Department of Biochemistry and Molecular Genetics, University of Virginia, Charlottesville, VA 22908, USA.
BMC Bioinformatics. 2010 Mar 22;11:146. doi: 10.1186/1471-2105-11-146.
While the pairwise alignments produced by sequence similarity searches are a powerful tool for identifying homologous proteins - proteins that share a common ancestor and a similar structure; pairwise sequence alignments often fail to represent accurately the structural alignments inferred from three-dimensional coordinates. Since sequence alignment algorithms produce optimal alignments, the best structural alignments must reflect suboptimal sequence alignment scores. Thus, we have examined a range of suboptimal sequence alignments and a range of scoring parameters to understand better which sequence alignments are likely to be more structurally accurate.
We compared near-optimal protein sequence alignments produced by the Zuker algorithm and a set of probabilistic alignments produced by the probA program with structural alignments produced by four different structure alignment algorithms. There is significant overlap between the solution spaces of structural alignments and both the near-optimal sequence alignments produced by commonly used scoring parameters for sequences that share significant sequence similarity (E-values < 10-5) and the ensemble of probA alignments. We constructed a logistic regression model incorporating three input variables derived from sets of near-optimal alignments: robustness, edge frequency, and maximum bits-per-position. A ROC analysis shows that this model more accurately classifies amino acid pairs (edges in the alignment path graph) according to the likelihood of appearance in structural alignments than the robustness score alone. We investigated various trimming protocols for removing incorrect edges from the optimal sequence alignment; the most effective protocol is to remove matches from the semi-global optimal alignment that are outside the boundaries of the local alignment, although trimming according to the model-generated probabilities achieves a similar level of improvement.
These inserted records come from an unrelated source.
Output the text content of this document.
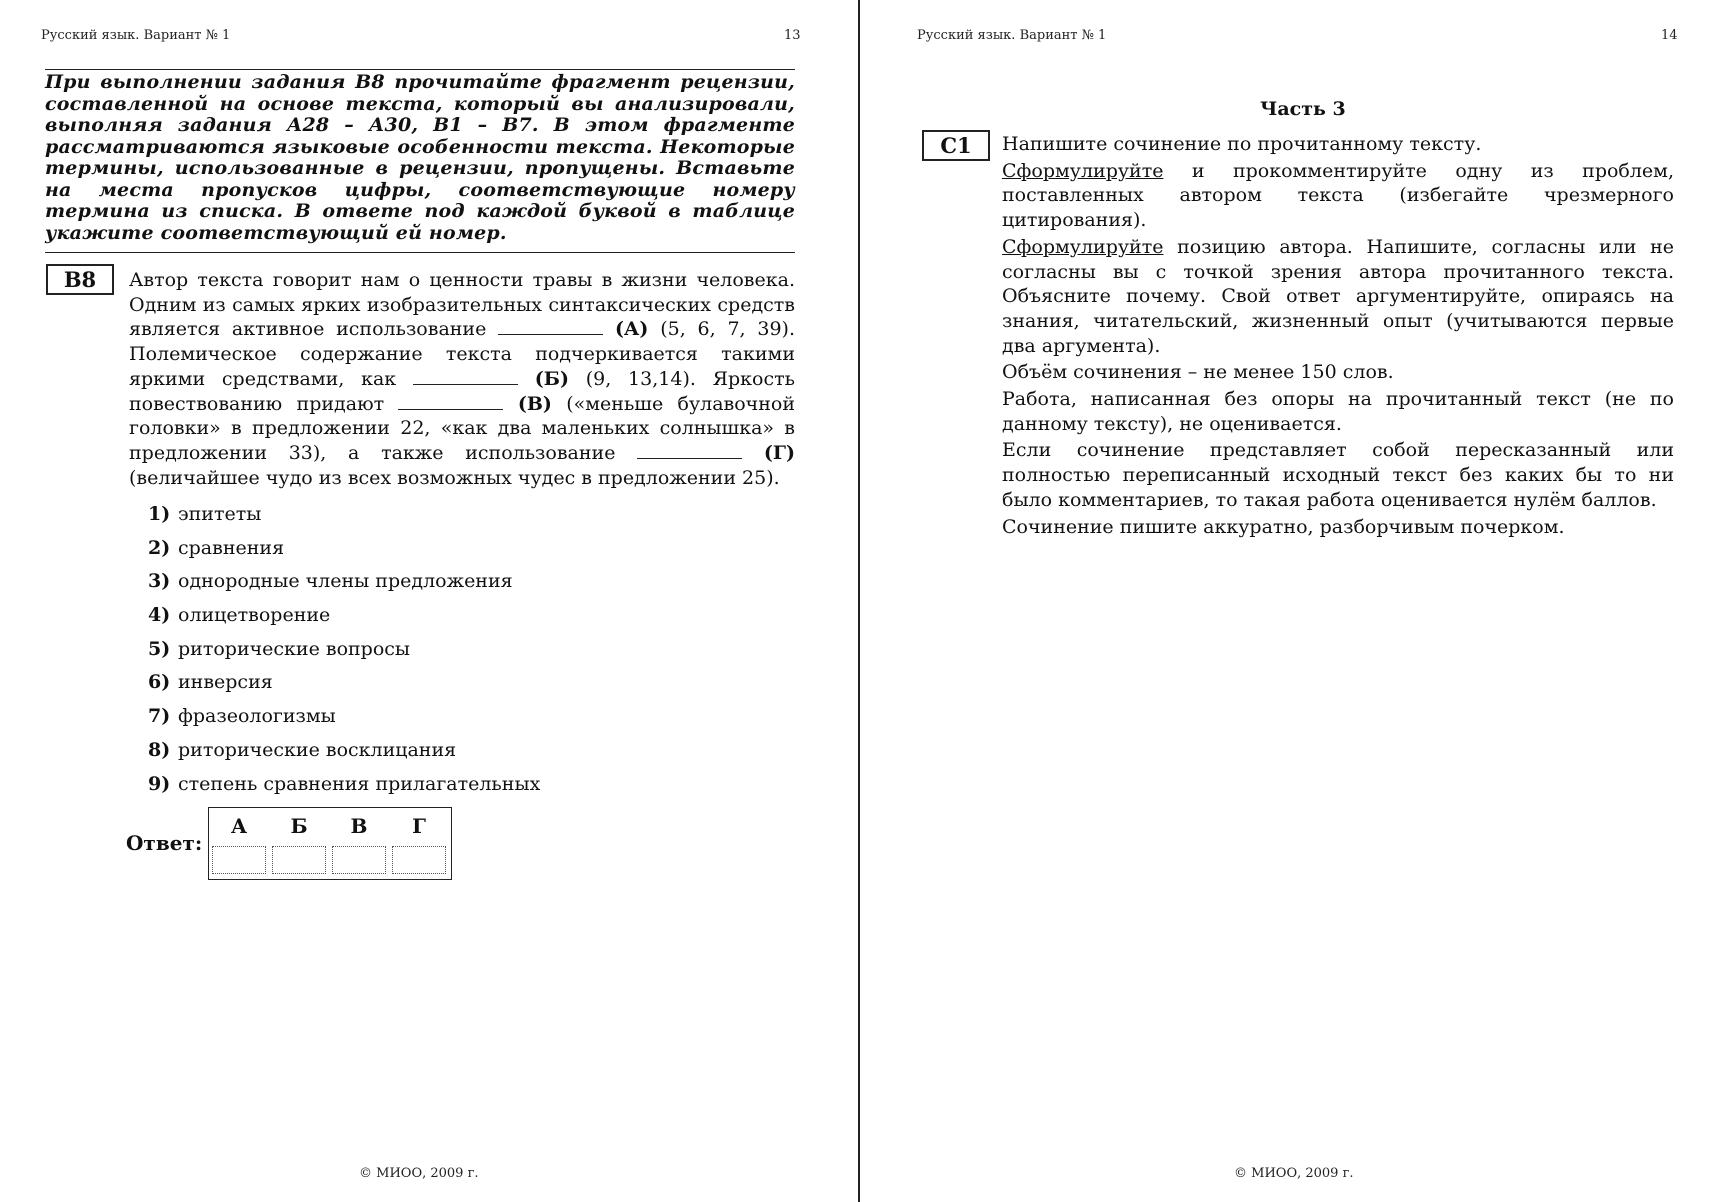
Русский язык. Вариант № 1	13
При выполнении задания В8 прочитайте фрагмент рецензии, составленной на основе текста, который вы анализировали, выполняя задания А28 – А30, В1 – В7. В этом фрагменте рассматриваются языковые особенности текста. Некоторые термины, использованные в рецензии, пропущены. Вставьте на места пропусков цифры, соответствующие номеру термина из списка. В ответе под каждой буквой в таблице укажите соответствующий ей номер.
B8	Автор текста говорит нам о ценности травы в жизни человека. Одним из самых ярких изобразительных синтаксических средств является активное использование	(А) (5, 6, 7, 39). Полемическое содержание текста подчеркивается такими яркими средствами, как	(Б) (9, 13,14). Яркость повествованию придают	(В) («меньше булавочной головки» в предложении 22, «как два маленьких солнышка» в предложении 33), а также использование	(Г) (величайшее чудо из всех возможных чудес в предложении 25).
1) эпитеты
2) сравнения
3) однородные члены предложения
4) олицетворение
5) риторические вопросы
6) инверсия
7) фразеологизмы
8) риторические восклицания
9) степень сравнения прилагательных
Ответ:
А	Б	В	Г
© МИОО, 2009 г.
Русский язык. Вариант № 1	14
Часть 3
C1	Напишите сочинение по прочитанному тексту.

Сформулируйте и прокомментируйте одну из проблем, поставленных автором текста (избегайте чрезмерного цитирования).

Сформулируйте позицию автора. Напишите, согласны или не согласны вы с точкой зрения автора прочитанного текста. Объясните почему. Свой ответ аргументируйте, опираясь на знания, читательский, жизненный опыт (учитываются первые два аргумента).

Объём сочинения – не менее 150 слов.

Работа, написанная без опоры на прочитанный текст (не по данному тексту), не оценивается.

Если сочинение представляет собой пересказанный или полностью переписанный исходный текст без каких бы то ни было комментариев, то такая работа оценивается нулём баллов.

Сочинение пишите аккуратно, разборчивым почерком.

© МИОО, 2009 г.
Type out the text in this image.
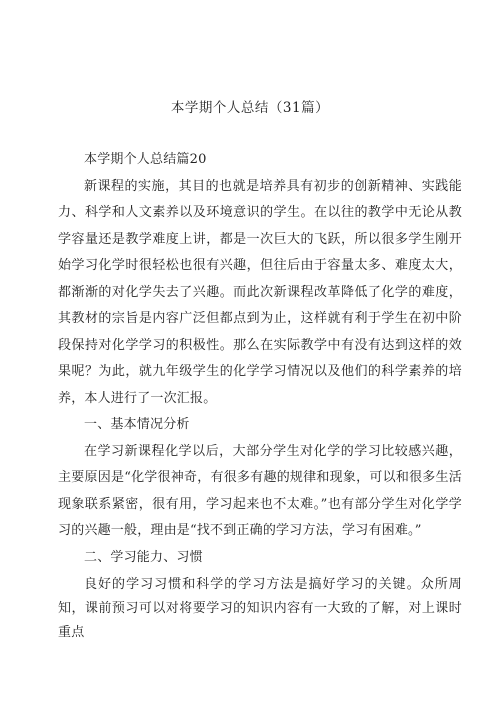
本学期个人总结（31篇）

本学期个人总结篇20

新课程的实施，其目的也就是培养具有初步的创新精神、实践能力、科学和人文素养以及环境意识的学生。在以往的教学中无论从教学容量还是教学难度上讲，都是一次巨大的飞跃，所以很多学生刚开始学习化学时很轻松也很有兴趣，但往后由于容量太多、难度太大，都渐渐的对化学失去了兴趣。而此次新课程改革降低了化学的难度，其教材的宗旨是内容广泛但都点到为止，这样就有利于学生在初中阶段保持对化学学习的积极性。那么在实际教学中有没有达到这样的效果呢？为此，就九年级学生的化学学习情况以及他们的科学素养的培养，本人进行了一次汇报。

一、基本情况分析

在学习新课程化学以后，大部分学生对化学的学习比较感兴趣，主要原因是“化学很神奇，有很多有趣的规律和现象，可以和很多生活现象联系紧密，很有用，学习起来也不太难。”也有部分学生对化学学习的兴趣一般，理由是“找不到正确的学习方法，学习有困难。”

二、学习能力、习惯

良好的学习习惯和科学的学习方法是搞好学习的关键。众所周知，课前预习可以对将要学习的知识内容有一大致的了解，对上课时重点
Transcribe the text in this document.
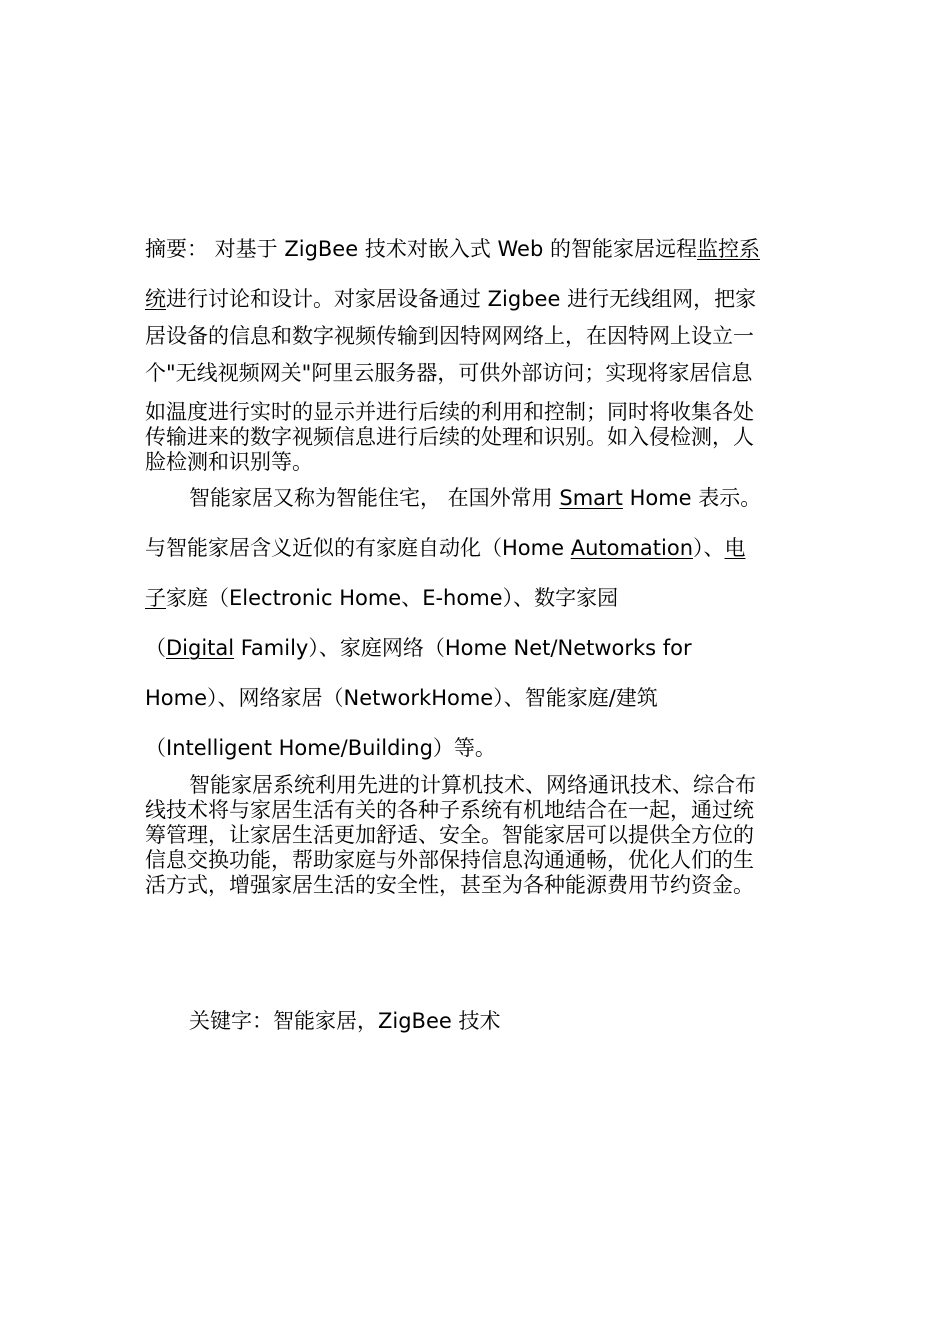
摘要： 对基于 ZigBee 技术对嵌入式 Web 的智能家居远程监控系
统进行讨论和设计。对家居设备通过 Zigbee 进行无线组网，把家
居设备的信息和数字视频传输到因特网网络上，在因特网上设立一
个"无线视频网关"阿里云服务器，可供外部访问；实现将家居信息
如温度进行实时的显示并进行后续的利用和控制；同时将收集各处
传输进来的数字视频信息进行后续的处理和识别。如入侵检测，人
脸检测和识别等。
智能家居又称为智能住宅， 在国外常用 Smart Home 表示。
与智能家居含义近似的有家庭自动化（Home Automation）、电
子家庭（Electronic Home、E-home）、数字家园
（Digital Family）、家庭网络（Home Net/Networks for
Home）、网络家居（NetworkHome）、智能家庭/建筑
（Intelligent Home/Building）等。
智能家居系统利用先进的计算机技术、网络通讯技术、综合布
线技术将与家居生活有关的各种子系统有机地结合在一起，通过统
筹管理，让家居生活更加舒适、安全。智能家居可以提供全方位的
信息交换功能，帮助家庭与外部保持信息沟通通畅，优化人们的生
活方式，增强家居生活的安全性，甚至为各种能源费用节约资金。
关键字：智能家居，ZigBee 技术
The model can also be used to generate novel alignments by using the probabilities in lieu of a scoring matrix. These alignments are typically better than the optimal sequence alignment, and include novel correct structural edges. We find that the probA alignments sample a larger variety of alignments than the Zuker set, which more frequently results in alignments that are closer to the structural alignments, but that using the probA alignments as input to the regression model does not increase performance.
The pool of suboptimal pairwise protein sequence alignments substantially overlaps structure-based alignments for pairs with statistically significant similarity, and a regression model based on information contained in this alignment pool improves the accuracy of pairwise alignments with respect to structure-based alignments.
虽然序列相似性搜索产生的两两比对是识别同源蛋白质的有力工具——蛋白质具有共同的祖先和相似的结构;但两两序列比对往往不能准确地表示从三维坐标推断出的结构比对。由于序列比对算法生成最佳比对,因此最佳结构比对必须反映次优序列比对得分。因此,我们检查了一系列次优序列比对和一系列评分参数,以更好地了解哪些序列比对更有可能具有更高的结构准确性。
我们比较了 Zuker 算法生成的近最优蛋白质序列比对和 probA 程序生成的一组概率比对与四种不同结构比对算法生成的结构比对。结构比对的解空间与具有显著序列相似性(E 值<10-5)的序列的常用评分参数生成的近最优序列比对以及 probA 比对的集合之间存在显著重叠。我们构建了一个逻辑回归模型,该模型结合了三个来自近最优比对集的输入变量:稳健性、边缘频率和最大每位置位数。ROC 分析表明,与仅使用稳健性得分相比,该模型更准确地根据出现在结构比对中的可能性对氨基酸对(比对路径图中的边缘)进行分类。我们研究了各种修剪协议,以从最佳序列比对中去除不正确的边缘;最有效的协议是从半全局最优比对中删除超出局部比对边界的匹配,尽管根据模型生成的概率进行修剪可达到类似的改进水平。该模型还可以通过使用概率代替评分矩阵来生成新的比对。这些比对通常优于最佳序列比对,并包含新的正确结构边缘。我们发现,与 Zuker 集相比,probA 比对更能采样到各种比对,这更频繁地导致与结构比对更接近的比对,但将 probA 比对用作回归模型的输入并不会提高性能。
对于具有统计意义上显著相似性的对,次优的两两蛋白质序列比对的集合与基于结构的比对有很大的重叠,并且基于该比对集合中包含的信息的回归模型可以提高与基于结构的比对的比对准确性。